Actively managed strategies are still seeing inflows, but the bulk of that institutional capital is going only to a small number of managers — and strategies.
Pensions & Investments' data show managers held $7.1 trillion in internally managed U.S. institutional tax-exempt assets in active equity and fixed-income strategies as of Dec. 31. Of the managers reporting actively managed assets, the 25 largest held nearly two-thirds — 65.2% — of the assets.
Meanwhile, data from Morningstar Inc. show total net inflows into active U.S. equity mutual funds totaled $142.03 billion over the three years ended Dec. 31, 2016. Of those flows, 78% went to the top 25 managers on that list.
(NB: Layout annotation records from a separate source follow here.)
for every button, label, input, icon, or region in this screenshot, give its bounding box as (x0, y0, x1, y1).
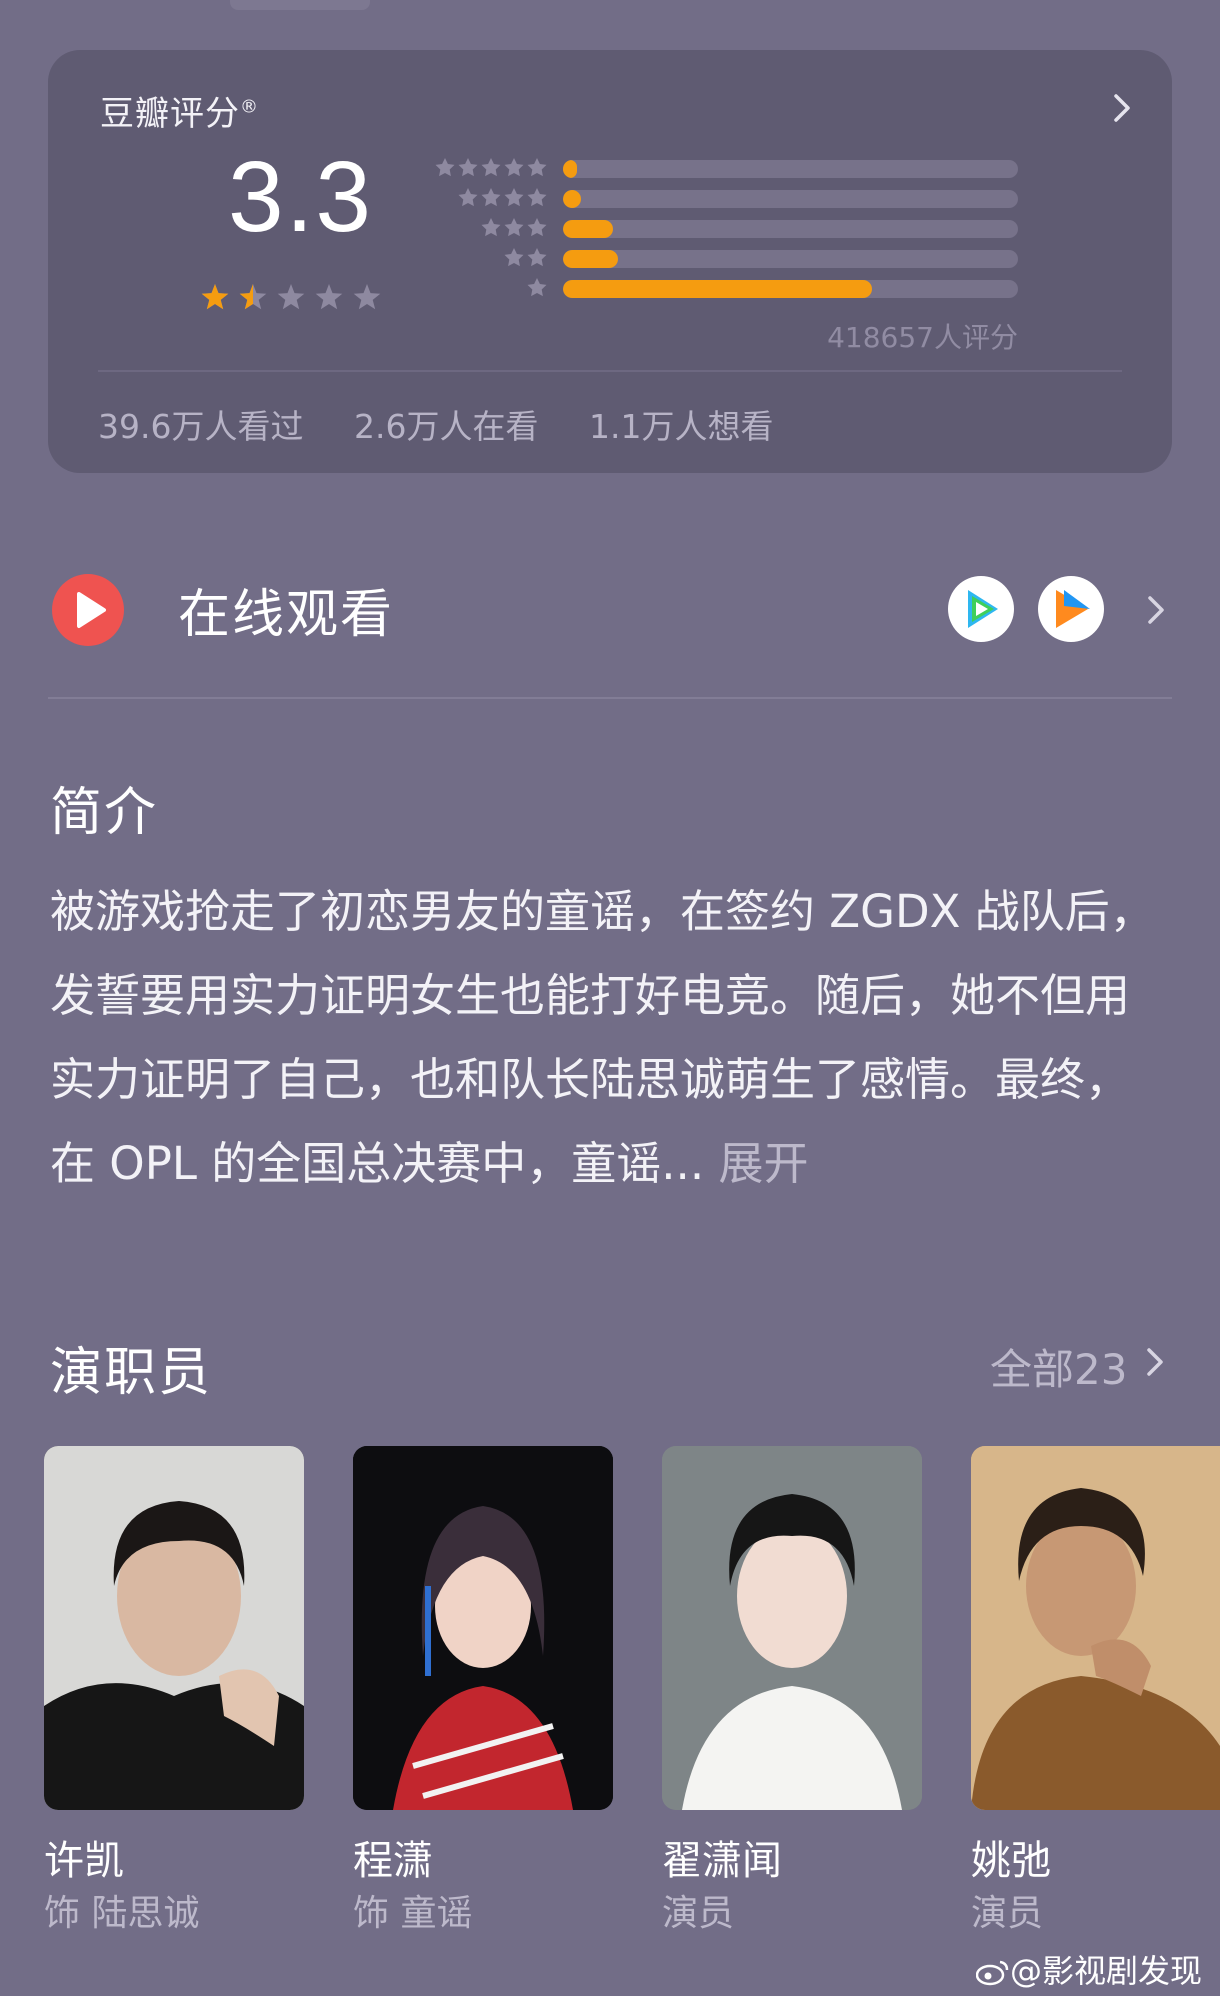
rating-bar-5-star (563, 160, 1018, 178)
chevron-right-icon[interactable] (1102, 88, 1142, 128)
intro-text: 被游戏抢走了初恋男友的童谣，在签约 ZGDX 战队后，发誓要用实力证明女生也能打… (50, 885, 1155, 1190)
section-divider (48, 697, 1172, 699)
intro-title: 简介 (50, 783, 159, 843)
cast-photo[interactable] (662, 1446, 922, 1810)
cast-title: 演职员 (50, 1343, 213, 1403)
rating-distribution-stars (435, 158, 547, 297)
online-watch-label[interactable]: 在线观看 (178, 572, 394, 647)
star-icon (277, 284, 305, 310)
rating-stars (201, 284, 381, 310)
cast-name[interactable]: 姚弛 (971, 1828, 1051, 1886)
star-icon (315, 284, 343, 310)
cast-name[interactable]: 许凯 (44, 1828, 124, 1886)
want-to-watch-count: 1.1万人想看 (588, 407, 774, 446)
rating-bar-fill (563, 280, 873, 298)
star-icon (353, 284, 381, 310)
weibo-watermark: @影视剧发现 (975, 1946, 1202, 1992)
cast-name[interactable]: 程潇 (353, 1828, 433, 1886)
watched-count: 39.6万人看过 (98, 407, 304, 446)
rating-distribution-bars (563, 160, 1018, 310)
cast-photo[interactable] (353, 1446, 613, 1810)
watch-stats: 39.6万人看过 2.6万人在看 1.1万人想看 (98, 400, 813, 448)
play-icon[interactable] (52, 574, 124, 646)
cast-role: 饰 童谣 (353, 1893, 473, 1934)
watching-count: 2.6万人在看 (353, 407, 539, 446)
rating-bar-1-star (563, 280, 1018, 298)
rating-bar-fill (563, 220, 614, 238)
rating-bar-fill (563, 160, 577, 178)
rating-bar-4-star (563, 190, 1018, 208)
weibo-icon (975, 1960, 1009, 1986)
youku-icon[interactable] (1038, 576, 1104, 642)
chevron-right-icon[interactable] (1140, 1342, 1170, 1382)
rating-bar-3-star (563, 220, 1018, 238)
cast-role: 演员 (662, 1893, 735, 1934)
rating-score: 3.3 (228, 141, 374, 253)
card-divider (98, 370, 1122, 372)
raters-count: 418657人评分 (827, 321, 1018, 354)
cast-name[interactable]: 翟潇闻 (662, 1828, 782, 1886)
cast-role: 演员 (971, 1893, 1044, 1934)
expand-link[interactable]: 展开 (718, 1137, 808, 1190)
tencent-video-icon[interactable] (948, 576, 1014, 642)
star-filled-icon (201, 284, 229, 310)
cast-role: 饰 陆思诚 (44, 1893, 200, 1934)
cast-all-link[interactable]: 全部23 (990, 1336, 1127, 1397)
cast-photo[interactable] (44, 1446, 304, 1810)
rating-bar-fill (563, 250, 618, 268)
chevron-right-icon[interactable] (1138, 590, 1172, 630)
rating-bar-2-star (563, 250, 1018, 268)
top-handle (230, 0, 370, 10)
rating-bar-fill (563, 190, 582, 208)
douban-rating-card[interactable]: 豆瓣评分® 3.3 418657人评分 39.6万人看过 2.6万人在看 1.1… (48, 50, 1172, 473)
rating-title: 豆瓣评分® (100, 94, 259, 134)
cast-photo[interactable] (971, 1446, 1220, 1810)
J.P. Morgan Asset & Wealth Management topped Morningstar's list, receiving $19.47 billion in inflows into those actively managed U.S. equity funds.
“We continue to see slow steady growth each year,” said James Peagam, New York-based head of North American institutional asset management at J.P. Morgan. Increased market volatility in the past six months has helped build the case for actively managed strategies, he said.
“We don't think it needs to be one or the other, by the way, so I think there is a home for both active and passive in portfolios,” Mr. Peagam added.
Macquarie Investment Management also is seeing heavy inflows within its active strategies. According to Morningstar, the firm received $8 billion in net inflows into its active U.S. equity funds over three years ended Dec. 31.
Shawn K. Lytle, head of Macquarie Investment Management, Americas, and president of Delaware Funds, said he feels “very fortunate” that Macquarie has attracted investors who still want active management, “since that's not the trend for most of our peers.”
Investors are being more selective in allocating to active managers that can complement good beta or passive management, Mr. Lytle said. “Generally, any strategy that is broadly just giving you benchmark-like returns are seeing negative flows these days,” he said. “Having an investment process that is indistinct from providing benchmark returns is not going to cut it.”